裴枭然却皱眉斥道:
“你还能笑得出来?你那叔父如今可是大殷的皇帝,他若是当真把持不住想要对你怎么样,我怕你插翅都难飞!”
该死,觊觎人家的老婆也就算了,居然连人家的儿子都不放过,这种畜牲老天为何会让他一直存活到现在?
裴枭然虽然不喜欢百里烈鸢,但并不会因为不喜欢就对对方的遭遇幸灾乐祸,一码归一码,她还是比较明理的。
百里烈鸢却丝毫不以为杵,反而笑嘻嘻的道:
“放心,本王有分寸,自然不会主动往那火坑里跳的,你以为我每年过年时都会借着护送贡品为名前往别国,是为了什么?”
过年时不管游子远在何方,一定会赶回家与父母一起团聚,若是不回去,那便等同不孝。
虽然大殷皇帝并非百里烈鸢的亲父,却也是他的长辈,更何况上头还有一个据说很疼百里烈鸢的皇太后……

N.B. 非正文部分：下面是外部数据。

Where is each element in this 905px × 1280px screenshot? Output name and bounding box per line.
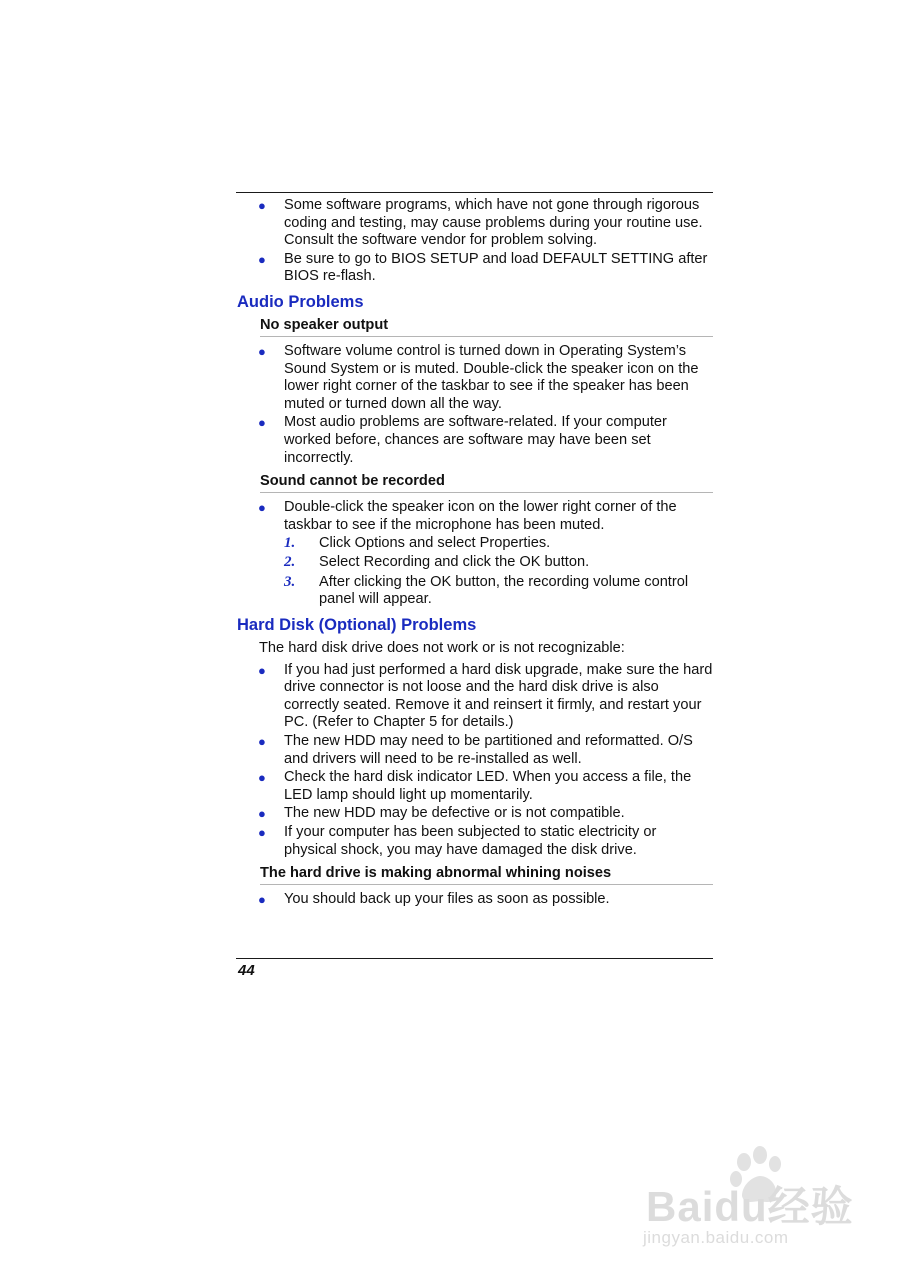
bullet-text: Be sure to go to BIOS SETUP and load DEFAULT SETTING after BIOS re-flash.: [284, 250, 708, 285]
list-item: [236, 824, 713, 859]
step-item: [284, 574, 713, 609]
hard-disk-problems-heading: Hard Disk (Optional) Problems: [237, 615, 477, 634]
bullet-icon: ●: [258, 415, 266, 431]
bullet-icon: ●: [258, 892, 266, 908]
list-item: [236, 805, 713, 823]
audio-problems-heading: Audio Problems: [237, 292, 364, 311]
step-text: Click Options and select Properties.: [319, 535, 551, 552]
no-speaker-bullet-list: [236, 343, 713, 467]
bullet-text: Some software programs, which have not gone through rigorous coding and testing, may cause problems during your routine use. Consult the software vendor for problem solving.: [284, 197, 703, 249]
list-item: [236, 733, 713, 768]
watermark-brand: Baidu经验: [646, 1183, 854, 1230]
step-item: [284, 535, 713, 553]
hdd-bullet-list: [236, 662, 713, 860]
bullet-icon: ●: [258, 500, 266, 516]
bullet-text: The new HDD may be defective or is not compatible.: [284, 805, 625, 822]
bullet-text: Double-click the speaker icon on the lower right corner of the taskbar to see if the microphone has been muted.: [284, 499, 677, 533]
bullet-text: If your computer has been subjected to static electricity or physical shock, you may have damaged the disk drive.: [284, 824, 657, 858]
list-item: [236, 197, 713, 250]
page-content: [236, 197, 713, 910]
list-item: [236, 769, 713, 804]
step-text: After clicking the OK button, the recording volume control panel will appear.: [319, 573, 689, 608]
bullet-icon: ●: [258, 770, 266, 786]
list-item: [236, 499, 713, 534]
bullet-text: Software volume control is turned down in Operating System’s Sound System or is muted. Double-click the speaker icon on the lower right corner of the taskbar to see if the speaker has been muted or turned down all the way.: [284, 342, 699, 412]
baidu-watermark: [640, 1142, 870, 1252]
bullet-icon: ●: [258, 343, 266, 359]
top-rule: [236, 192, 713, 193]
step-number: 3.: [284, 573, 296, 590]
list-item: [236, 251, 713, 286]
hdd-intro-text: The hard disk drive does not work or is not recognizable:: [259, 639, 625, 656]
bullet-icon: ●: [258, 825, 266, 841]
step-text: Select Recording and click the OK button.: [319, 554, 590, 571]
sound-cannot-be-recorded-subheading: Sound cannot be recorded: [260, 472, 713, 493]
bullet-icon: ●: [258, 251, 266, 267]
whining-bullet-list: [236, 891, 713, 909]
bullet-text: If you had just performed a hard disk upgrade, make sure the hard drive connector is not loose and the hard disk drive is also correctly seated. Remove it and reinsert it firmly, and restart your PC. (Refer to Chapter 5 for details.): [284, 661, 713, 731]
bottom-rule: [236, 958, 713, 959]
whining-noise-subheading: The hard drive is making abnormal whining noises: [260, 864, 713, 885]
intro-bullet-list: [236, 197, 713, 286]
no-speaker-output-subheading: No speaker output: [260, 316, 713, 337]
watermark-url: jingyan.baidu.com: [643, 1228, 789, 1247]
bullet-text: The new HDD may need to be partitioned and reformatted. O/S and drivers will need to be re-installed as well.: [284, 733, 693, 767]
bullet-icon: ●: [258, 806, 266, 822]
bullet-icon: ●: [258, 662, 266, 678]
step-item: [284, 554, 713, 572]
list-item: [236, 414, 713, 467]
bullet-icon: ●: [258, 198, 266, 213]
list-item: [236, 891, 713, 909]
bullet-text: Most audio problems are software-related. If your computer worked before, chances are software may have been set incorrectly.: [284, 414, 667, 466]
list-item: [236, 343, 713, 413]
step-number: 2.: [284, 554, 296, 571]
bullet-text: Check the hard disk indicator LED. When you access a file, the LED lamp should light up momentarily.: [284, 769, 692, 803]
bullet-icon: ●: [258, 734, 266, 750]
bullet-text: You should back up your files as soon as possible.: [284, 891, 610, 908]
page-number: 44: [238, 962, 255, 979]
recording-steps-list: [284, 535, 713, 608]
step-number: 1.: [284, 535, 296, 552]
list-item: [236, 662, 713, 732]
cannot-record-bullet-list: [236, 499, 713, 534]
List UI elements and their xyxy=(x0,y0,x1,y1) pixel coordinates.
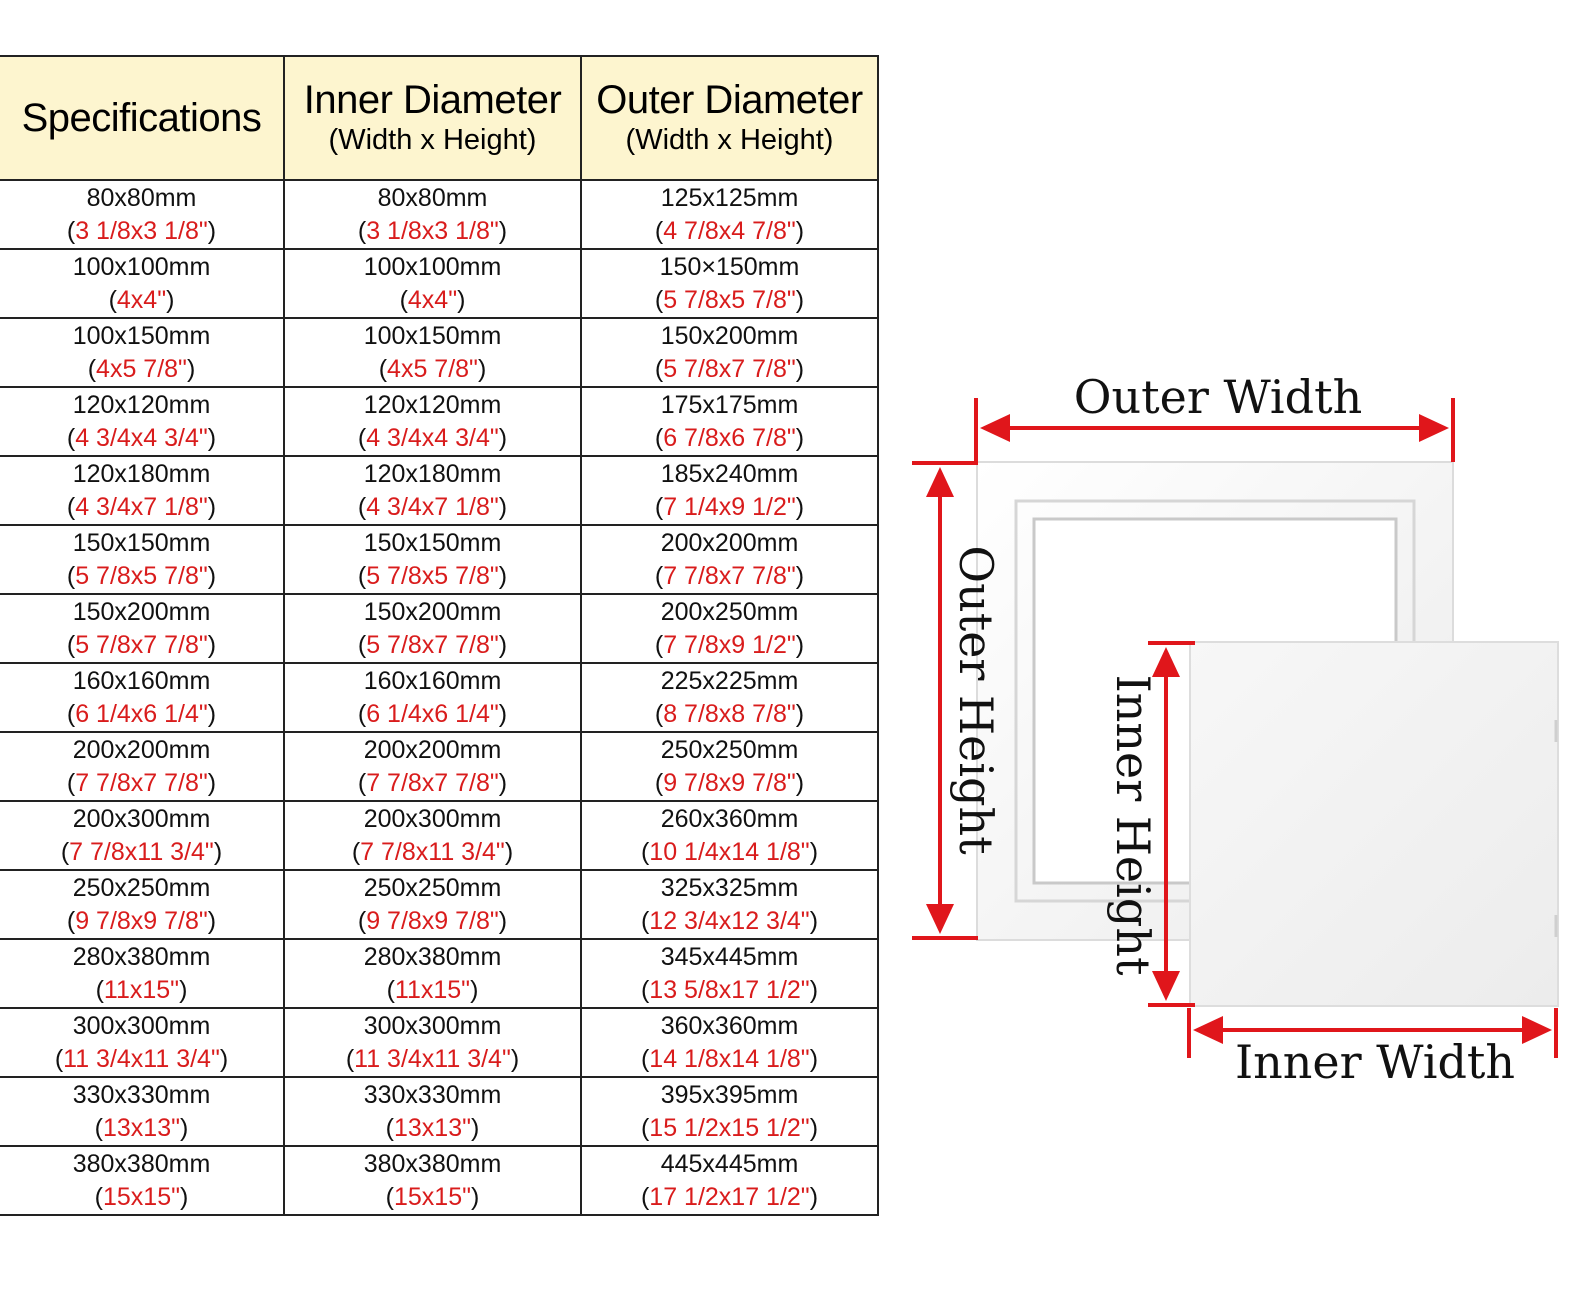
metric-size: 150x200mm xyxy=(72,597,211,626)
paren-close: ) xyxy=(498,630,508,659)
metric-size: 150x200mm xyxy=(363,597,502,626)
paren-open: ( xyxy=(640,1182,650,1211)
paren-close: ) xyxy=(809,1182,819,1211)
paren-close: ) xyxy=(471,1113,480,1142)
imperial-size: 6 7/8x6 7/8" xyxy=(663,423,796,452)
paren-open: ( xyxy=(66,561,76,590)
paren-close: ) xyxy=(795,630,805,659)
paren-open: ( xyxy=(386,975,395,1004)
paren-open: ( xyxy=(54,1044,64,1073)
header-inner-diameter-label: Inner Diameter xyxy=(303,78,562,122)
imperial-size: 7 7/8x7 7/8" xyxy=(366,768,499,797)
outer-width-arrowhead-right xyxy=(1419,414,1449,442)
paren-open: ( xyxy=(385,1182,394,1211)
imperial-size: 4 3/4x4 3/4" xyxy=(366,423,499,452)
metric-size: 175x175mm xyxy=(660,390,799,419)
paren-close: ) xyxy=(498,492,508,521)
paren-close: ) xyxy=(179,975,188,1004)
inner-width-arrowhead-right xyxy=(1522,1016,1552,1044)
imperial-size: 7 1/4x9 1/2" xyxy=(663,492,796,521)
paren-close: ) xyxy=(795,699,805,728)
paren-open: ( xyxy=(66,216,76,245)
paren-open: ( xyxy=(94,1182,103,1211)
paren-open: ( xyxy=(345,1044,355,1073)
paren-close: ) xyxy=(207,492,217,521)
imperial-size: 4 3/4x4 3/4" xyxy=(75,423,208,452)
paren-open: ( xyxy=(640,975,650,1004)
imperial-size: 5 7/8x7 7/8" xyxy=(75,630,208,659)
imperial-size: 7 7/8x9 1/2" xyxy=(663,630,796,659)
paren-close: ) xyxy=(510,1044,520,1073)
outer-height-arrowhead-bottom xyxy=(926,904,954,934)
paren-open: ( xyxy=(654,423,664,452)
metric-size: 380x380mm xyxy=(72,1149,211,1178)
paren-close: ) xyxy=(809,1044,819,1073)
paren-open: ( xyxy=(357,561,367,590)
imperial-size: 10 1/4x14 1/8" xyxy=(649,837,810,866)
imperial-size: 11 3/4x11 3/4" xyxy=(63,1044,220,1073)
paren-close: ) xyxy=(498,699,508,728)
paren-close: ) xyxy=(795,561,805,590)
imperial-size: 3 1/8x3 1/8" xyxy=(75,216,208,245)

所以,百里烈鸢必须要找一个正当理由,方能避免与那位叔父碰面,也能免去了那位叔父用不孝之罪来逼他回京。
裴枭然皱眉道:
“听说你们大殷的皇太后很疼你,她难道不管吗?”
自己的儿子如此丧德败行,换做她是对方的母亲,一定要亲手打断对方的第三条腿,好好儿让对方长长记性。
百里烈鸢却是笑容微敛,声音也跟着沉了沉,道:
“她若是会管,现如今坐在那皇位上的,也就不会是我的皇叔了……”
百里烈鸢的亲父可是大殷的上一位皇帝,百里烈鸢作为他的嫡长子,理应继承皇位。
可是在大殷上一位皇帝去世后,继承皇位的却并非是他的儿子,反而成了他的兄弟……
皇太后若是有心插手,就算百里烈鸢当时年纪幼小,有她在一旁垂帘听政,也不至于失却了皇位。
所以,如今会变成这种局面,只能说,在那位大殷皇太后的眼里,孙子,总归不如儿子亲啊……
裴枭然听的心里阵阵发寒,难以想象,在外人眼里受尽宠爱、逍遥快活的离王殿下,其实真正的处境却是群狼环伺、四面楚歌……
“怎么,心疼本王了?”
忍不住抬手捏了捏那软乎乎的小脸蛋,百里烈鸢的笑容依然好看又欠扁,好似天塌下来也能轻松自在的当被盖一般。